Yang menjadi pertanyaan kenapa tidak beban cukai seluruh rokok. Ini menghindarkan terjadinya bias akibat subtitusi effect dari konsumen ke jenis rokok satu sama lainnya. SKM ke SKT atau SPM atau sebaliknya. Karena jika ini terjadi penerimaan total akan tak cenderung naik dan effect kenaikan tarif cukai tak terdeteksi. Lebih akurat lagi jika dicari beban cukai per jenis golongan pabrik. Maka akan semakin nyata dampak kenaikan tarif cukai ke jenis dan golongan tersebut.

Apakah Tarif Maksimum Sudah Terjadi

             Penerimaan adalah tolak ukur apakah theori laffer sudah terbukti atau belum. Saat ini penerimaan cukai rokok masih mengalami peningkatan secara terus menerus. Tahun 2015 penerimaan cukai rokok mencapai Rp118,09 triliun. Ini meningkat 8,8% dari tahun 2013 yang Rp103,55 triliun. Padahal kenaikan tarif cukai selama dua tahun terakhir masing masing 8,7% sedangkan tahun 2013 sebesar 8,5%. Secara eksplisit dengan kenaikan tarif sebesar itu maka puncak tarif maksimimum kurva laffer belum tercapai. Karena penerimaan senantiasa mengalami kenaikan.

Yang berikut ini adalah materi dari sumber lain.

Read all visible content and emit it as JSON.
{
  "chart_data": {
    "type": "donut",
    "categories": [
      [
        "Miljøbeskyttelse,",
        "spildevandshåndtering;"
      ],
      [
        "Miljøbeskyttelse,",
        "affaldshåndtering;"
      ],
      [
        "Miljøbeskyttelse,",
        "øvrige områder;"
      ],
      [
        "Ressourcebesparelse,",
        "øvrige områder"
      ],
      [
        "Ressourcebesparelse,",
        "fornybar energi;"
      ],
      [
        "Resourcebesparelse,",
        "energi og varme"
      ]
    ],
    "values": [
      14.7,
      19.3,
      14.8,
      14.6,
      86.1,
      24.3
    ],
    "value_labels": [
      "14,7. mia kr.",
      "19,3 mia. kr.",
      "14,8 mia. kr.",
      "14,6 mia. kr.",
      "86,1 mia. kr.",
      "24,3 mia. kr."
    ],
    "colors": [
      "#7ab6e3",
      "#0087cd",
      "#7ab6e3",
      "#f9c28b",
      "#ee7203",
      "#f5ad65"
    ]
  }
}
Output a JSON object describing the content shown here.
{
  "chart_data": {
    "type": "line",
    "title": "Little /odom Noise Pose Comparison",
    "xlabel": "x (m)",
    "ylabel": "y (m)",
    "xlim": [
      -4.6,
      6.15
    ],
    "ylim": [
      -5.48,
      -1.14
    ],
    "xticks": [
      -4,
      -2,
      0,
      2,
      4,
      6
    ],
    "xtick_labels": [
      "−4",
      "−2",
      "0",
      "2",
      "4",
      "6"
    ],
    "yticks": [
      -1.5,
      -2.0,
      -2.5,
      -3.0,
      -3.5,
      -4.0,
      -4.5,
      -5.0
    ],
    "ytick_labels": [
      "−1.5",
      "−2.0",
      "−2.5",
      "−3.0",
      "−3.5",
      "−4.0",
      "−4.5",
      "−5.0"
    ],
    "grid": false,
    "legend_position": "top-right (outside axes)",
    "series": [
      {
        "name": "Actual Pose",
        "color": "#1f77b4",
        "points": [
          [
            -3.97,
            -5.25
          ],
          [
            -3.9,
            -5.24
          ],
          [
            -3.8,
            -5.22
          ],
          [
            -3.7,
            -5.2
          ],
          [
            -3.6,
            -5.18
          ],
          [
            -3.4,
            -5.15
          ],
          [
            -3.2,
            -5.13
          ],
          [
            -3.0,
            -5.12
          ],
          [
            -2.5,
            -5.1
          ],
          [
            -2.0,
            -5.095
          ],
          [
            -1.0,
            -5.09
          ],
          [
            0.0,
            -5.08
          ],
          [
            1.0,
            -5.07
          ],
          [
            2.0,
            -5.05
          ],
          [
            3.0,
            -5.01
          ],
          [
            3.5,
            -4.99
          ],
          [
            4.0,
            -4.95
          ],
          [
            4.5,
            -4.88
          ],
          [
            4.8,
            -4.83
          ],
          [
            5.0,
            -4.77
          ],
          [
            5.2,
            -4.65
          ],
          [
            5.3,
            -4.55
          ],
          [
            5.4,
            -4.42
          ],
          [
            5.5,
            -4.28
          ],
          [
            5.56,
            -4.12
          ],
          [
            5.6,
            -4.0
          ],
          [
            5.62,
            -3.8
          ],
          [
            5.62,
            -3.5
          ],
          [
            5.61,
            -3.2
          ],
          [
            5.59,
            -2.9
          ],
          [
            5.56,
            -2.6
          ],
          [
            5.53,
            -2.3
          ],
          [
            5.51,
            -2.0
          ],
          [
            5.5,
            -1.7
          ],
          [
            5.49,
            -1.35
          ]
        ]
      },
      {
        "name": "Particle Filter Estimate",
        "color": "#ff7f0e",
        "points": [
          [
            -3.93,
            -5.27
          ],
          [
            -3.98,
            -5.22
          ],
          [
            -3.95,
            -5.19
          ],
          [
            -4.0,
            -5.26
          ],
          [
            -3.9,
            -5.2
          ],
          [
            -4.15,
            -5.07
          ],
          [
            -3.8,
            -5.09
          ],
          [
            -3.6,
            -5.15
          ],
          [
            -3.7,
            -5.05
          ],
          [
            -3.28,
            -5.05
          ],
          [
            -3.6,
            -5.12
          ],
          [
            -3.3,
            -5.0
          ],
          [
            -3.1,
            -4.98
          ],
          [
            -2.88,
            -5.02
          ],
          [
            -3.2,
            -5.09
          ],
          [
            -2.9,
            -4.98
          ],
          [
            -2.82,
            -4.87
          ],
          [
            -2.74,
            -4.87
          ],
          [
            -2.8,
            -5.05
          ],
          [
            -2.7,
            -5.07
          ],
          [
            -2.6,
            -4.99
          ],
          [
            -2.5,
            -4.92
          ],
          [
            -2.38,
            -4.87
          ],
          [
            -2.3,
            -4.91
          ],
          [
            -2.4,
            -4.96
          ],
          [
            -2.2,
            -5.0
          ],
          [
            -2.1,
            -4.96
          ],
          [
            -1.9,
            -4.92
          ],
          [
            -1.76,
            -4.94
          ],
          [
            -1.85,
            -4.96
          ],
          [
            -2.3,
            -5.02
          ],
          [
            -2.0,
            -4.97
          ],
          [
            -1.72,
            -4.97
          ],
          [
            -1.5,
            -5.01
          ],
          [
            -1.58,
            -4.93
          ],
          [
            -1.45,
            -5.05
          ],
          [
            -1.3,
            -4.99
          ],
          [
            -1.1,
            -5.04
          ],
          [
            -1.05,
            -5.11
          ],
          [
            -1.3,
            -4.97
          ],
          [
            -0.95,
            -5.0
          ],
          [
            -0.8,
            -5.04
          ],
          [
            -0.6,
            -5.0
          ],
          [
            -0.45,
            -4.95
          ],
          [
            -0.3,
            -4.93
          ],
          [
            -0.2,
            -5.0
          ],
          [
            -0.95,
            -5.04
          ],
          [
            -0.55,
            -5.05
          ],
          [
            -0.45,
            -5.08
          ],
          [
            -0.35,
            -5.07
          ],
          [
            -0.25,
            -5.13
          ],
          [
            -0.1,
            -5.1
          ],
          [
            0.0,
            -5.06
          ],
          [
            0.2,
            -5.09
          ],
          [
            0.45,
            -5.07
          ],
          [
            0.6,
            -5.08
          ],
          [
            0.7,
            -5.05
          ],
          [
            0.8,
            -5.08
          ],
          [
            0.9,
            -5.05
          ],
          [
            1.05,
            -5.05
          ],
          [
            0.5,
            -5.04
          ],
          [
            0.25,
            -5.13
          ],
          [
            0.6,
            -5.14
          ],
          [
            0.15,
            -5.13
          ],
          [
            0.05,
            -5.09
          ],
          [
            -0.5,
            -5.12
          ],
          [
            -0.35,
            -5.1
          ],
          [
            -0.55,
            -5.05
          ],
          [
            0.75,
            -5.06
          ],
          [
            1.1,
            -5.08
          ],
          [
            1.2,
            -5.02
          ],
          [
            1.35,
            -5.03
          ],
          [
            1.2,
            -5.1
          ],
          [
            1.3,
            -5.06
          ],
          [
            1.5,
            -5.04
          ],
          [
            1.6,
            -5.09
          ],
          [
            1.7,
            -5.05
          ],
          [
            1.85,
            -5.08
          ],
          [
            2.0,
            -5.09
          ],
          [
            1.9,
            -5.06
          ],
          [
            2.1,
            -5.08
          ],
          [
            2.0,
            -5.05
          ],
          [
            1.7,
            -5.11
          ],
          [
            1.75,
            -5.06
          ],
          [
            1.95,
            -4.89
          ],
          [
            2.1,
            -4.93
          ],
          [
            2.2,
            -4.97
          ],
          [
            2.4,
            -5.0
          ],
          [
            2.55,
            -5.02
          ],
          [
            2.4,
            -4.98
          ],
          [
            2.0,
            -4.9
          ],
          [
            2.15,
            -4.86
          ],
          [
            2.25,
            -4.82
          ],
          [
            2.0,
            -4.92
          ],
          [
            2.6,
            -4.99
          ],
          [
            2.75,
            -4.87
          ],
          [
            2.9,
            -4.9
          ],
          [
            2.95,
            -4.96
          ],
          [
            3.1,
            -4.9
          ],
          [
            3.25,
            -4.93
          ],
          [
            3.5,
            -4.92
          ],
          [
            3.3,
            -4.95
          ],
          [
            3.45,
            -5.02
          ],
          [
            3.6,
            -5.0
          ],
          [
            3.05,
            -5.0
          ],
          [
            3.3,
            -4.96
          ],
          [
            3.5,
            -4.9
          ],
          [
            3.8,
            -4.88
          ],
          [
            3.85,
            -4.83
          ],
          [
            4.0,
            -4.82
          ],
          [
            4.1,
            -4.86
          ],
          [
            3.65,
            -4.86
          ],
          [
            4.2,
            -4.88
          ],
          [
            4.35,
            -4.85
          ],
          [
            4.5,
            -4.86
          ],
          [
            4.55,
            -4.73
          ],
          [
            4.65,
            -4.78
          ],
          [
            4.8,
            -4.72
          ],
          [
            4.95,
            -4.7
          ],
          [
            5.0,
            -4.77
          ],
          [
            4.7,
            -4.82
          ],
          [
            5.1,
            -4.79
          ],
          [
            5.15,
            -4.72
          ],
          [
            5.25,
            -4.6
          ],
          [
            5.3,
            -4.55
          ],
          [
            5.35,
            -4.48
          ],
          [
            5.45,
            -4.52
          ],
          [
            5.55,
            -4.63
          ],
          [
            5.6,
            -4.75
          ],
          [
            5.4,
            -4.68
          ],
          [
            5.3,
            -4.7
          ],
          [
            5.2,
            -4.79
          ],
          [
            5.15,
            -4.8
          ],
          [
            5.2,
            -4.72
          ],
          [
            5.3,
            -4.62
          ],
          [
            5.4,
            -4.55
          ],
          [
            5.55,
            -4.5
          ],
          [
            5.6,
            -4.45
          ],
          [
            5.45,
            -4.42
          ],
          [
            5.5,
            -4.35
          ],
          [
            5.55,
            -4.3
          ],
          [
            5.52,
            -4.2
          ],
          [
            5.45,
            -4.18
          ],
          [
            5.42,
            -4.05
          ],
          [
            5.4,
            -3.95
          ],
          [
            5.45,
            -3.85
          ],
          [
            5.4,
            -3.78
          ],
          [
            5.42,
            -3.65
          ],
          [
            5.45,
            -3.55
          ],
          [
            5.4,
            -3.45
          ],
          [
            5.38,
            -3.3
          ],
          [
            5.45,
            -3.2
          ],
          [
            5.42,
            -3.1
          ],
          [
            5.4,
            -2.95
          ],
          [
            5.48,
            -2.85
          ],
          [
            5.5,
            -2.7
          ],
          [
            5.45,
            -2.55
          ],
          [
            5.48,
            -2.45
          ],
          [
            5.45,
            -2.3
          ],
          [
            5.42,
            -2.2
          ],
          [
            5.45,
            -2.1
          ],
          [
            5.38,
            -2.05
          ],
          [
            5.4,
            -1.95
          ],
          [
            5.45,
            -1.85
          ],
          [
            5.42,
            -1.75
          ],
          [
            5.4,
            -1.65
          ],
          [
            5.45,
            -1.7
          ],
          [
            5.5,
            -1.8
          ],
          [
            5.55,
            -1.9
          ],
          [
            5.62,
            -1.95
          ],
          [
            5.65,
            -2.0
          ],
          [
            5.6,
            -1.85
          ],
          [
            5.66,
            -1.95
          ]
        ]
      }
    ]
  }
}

                Cara pandang seperti di atas adalah cara pandang global dan memang demikian adanya. Cara pandang yang lebih proporsional jika kita telusuri lebih detail yaitu per jenis dan golongan pabrik. Bahkan dari data yang ada tak sampai per jenis dan golongan rokok. Per jenis rokok saja sudah terbukti bahwa kenaikan tarif cukai telah berdampak pada penurunan penerimaan cukai. Perlu diketahun bahwa penerimaan cukai jenis SKT tahun 2015 dalam kisaran Rp14 triliun. Padahal pada tahun 2014 penerimaan cukai dari SKT Rp16 triliun. Jumlah ini mengalami penurunan -12,5% pada saat periode yang sama tarif cukai mengalami kenaikan 8%. Dengan demikian sesungguhnya tarif maksimum untuk jenis SKT sudah tercapai jika ditinjau dari Theori Laffer.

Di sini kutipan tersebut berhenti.